Margaret Sharon Harris, MSN, RN, Women's Services, Norton Suburban Hospital, 4001 Dutchman's Lane, Louisville, KY 40207

The harsh reality in January 2006 was that poor patient satisfaction scores required drastic changes focused on our culture and a true method of accountability to hold our staff to new standards of excellence.  Our leadership and 1,500 team members made the commitment to “walk in our patients’ shoes” and cultivate a patient-centric care environment that led to an extensive patient satisfaction transformation with dramatic results.
Changing the Culture
Cultivating a positive, rewarding culture and appreciating our staff as our most valuable asset was our first priority.  The stressful work atmosphere created negative attitudes and infighting.  Recognize the importance of having fun includes our Wizard of Oz employee forum, just one example of our senior management leading by example.  Wearing costumes, our leadership staffed our Wizard of Oz forum with the theme “Put Yourself in the Patient’s Ruby Slippers” encouraging staff to appreciate our patients’ perceptions. 

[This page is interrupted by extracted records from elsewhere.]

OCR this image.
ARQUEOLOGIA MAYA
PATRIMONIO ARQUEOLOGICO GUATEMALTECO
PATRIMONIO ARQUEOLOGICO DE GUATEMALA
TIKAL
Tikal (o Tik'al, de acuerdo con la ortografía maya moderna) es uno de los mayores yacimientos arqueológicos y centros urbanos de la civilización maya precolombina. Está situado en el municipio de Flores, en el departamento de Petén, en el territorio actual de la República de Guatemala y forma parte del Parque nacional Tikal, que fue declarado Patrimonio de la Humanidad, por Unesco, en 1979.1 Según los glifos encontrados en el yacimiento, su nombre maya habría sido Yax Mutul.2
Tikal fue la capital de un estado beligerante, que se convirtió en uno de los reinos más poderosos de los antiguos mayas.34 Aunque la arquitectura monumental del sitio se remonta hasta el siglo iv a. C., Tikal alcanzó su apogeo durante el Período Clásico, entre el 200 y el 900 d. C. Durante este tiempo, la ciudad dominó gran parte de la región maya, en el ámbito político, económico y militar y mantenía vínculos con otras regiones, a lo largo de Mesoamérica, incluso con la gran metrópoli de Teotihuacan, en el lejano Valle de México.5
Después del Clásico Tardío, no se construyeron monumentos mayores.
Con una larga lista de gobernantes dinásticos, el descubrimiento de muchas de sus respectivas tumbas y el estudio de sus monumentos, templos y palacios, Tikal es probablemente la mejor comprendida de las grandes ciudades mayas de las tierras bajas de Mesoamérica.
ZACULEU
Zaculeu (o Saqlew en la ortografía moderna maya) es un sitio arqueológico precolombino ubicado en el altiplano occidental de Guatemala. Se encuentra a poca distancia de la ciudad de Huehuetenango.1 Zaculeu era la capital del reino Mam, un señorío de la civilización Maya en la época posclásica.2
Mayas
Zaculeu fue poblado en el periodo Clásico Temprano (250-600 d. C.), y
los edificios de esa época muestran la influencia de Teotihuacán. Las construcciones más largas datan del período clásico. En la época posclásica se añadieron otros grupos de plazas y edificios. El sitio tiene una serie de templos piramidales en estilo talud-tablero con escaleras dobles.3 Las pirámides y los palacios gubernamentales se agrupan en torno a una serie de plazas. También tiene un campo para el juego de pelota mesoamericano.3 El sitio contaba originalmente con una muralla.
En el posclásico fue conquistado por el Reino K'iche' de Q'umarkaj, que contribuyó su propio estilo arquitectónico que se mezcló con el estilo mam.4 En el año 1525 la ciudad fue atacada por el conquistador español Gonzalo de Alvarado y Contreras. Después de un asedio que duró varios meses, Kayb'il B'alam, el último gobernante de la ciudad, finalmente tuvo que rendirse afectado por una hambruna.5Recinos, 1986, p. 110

The “putting yourself in the patients’ ruby slippers” theme carried over to the Mother/Baby Units’ focus on service recovery initiatives.  Employee ownership and teamwork made our service recovery program a tremendous success.  Our service recovery impact is identified by the inpatient survey “response concerns/complaints” question which has increased 67 percentile points since the 1st quarter 2006 to the 1st quarter of 2008.  
Norton Suburban Hospital prides itself on fostering a family environment through good and difficult times.  Team Cupid was established to support our employees affected by the war in the Middle East.  Employees provided the names and mailing addresses of relatives serving in Iraq or Afghanistan.  Team Cupid collection drives resulted in employees donating more than 1,500 pounds of personal care items, snacks, games, cards, etc.  .
Developing the Patient-Centric Environment
Patient-centric initiatives include steps that focus on the patient as the center of patient satisfaction.  Specific initiatives will be discussed.
Accountability and Development of the staff
Drastically improving patient care and communication were imperative.  Bedside handoffs and hourly rounding were implemented but staff resistance threatened to collapse the initiative.  To ensure accountability several steps were taken to impact results.
The Final Impression
Realizing that our hard work could be easily undone by a patient’s final impression, our patient-centric efforts continued with the discharge process.  Emphasis was placed on educating patients and helping them set realistic discharge expectations rather than equating their discharge to a hotel checkout process.  Several successful steps have been taken.
Recognition and Results – The Big Pay Off
Our staff’s teamwork and commitment has produced dramatic results including the J.D. Power and Associates Distinguished Hospital Program Award with an increase of 34 HSPI points over the previous survey period. 
Since concentrating on culture and accountability in the first quarter 2006, our overall quarterly inpatient satisfaction percentile scores have increased a dramatic 65 percentile points with significant increases for each inpatient survey question.  Additionally, Norton Suburban Hospital has attained its quarterly goals for the past five quarters.
Most important, beyond mean and percentiles…we’re making a positive difference in the lives of our patients.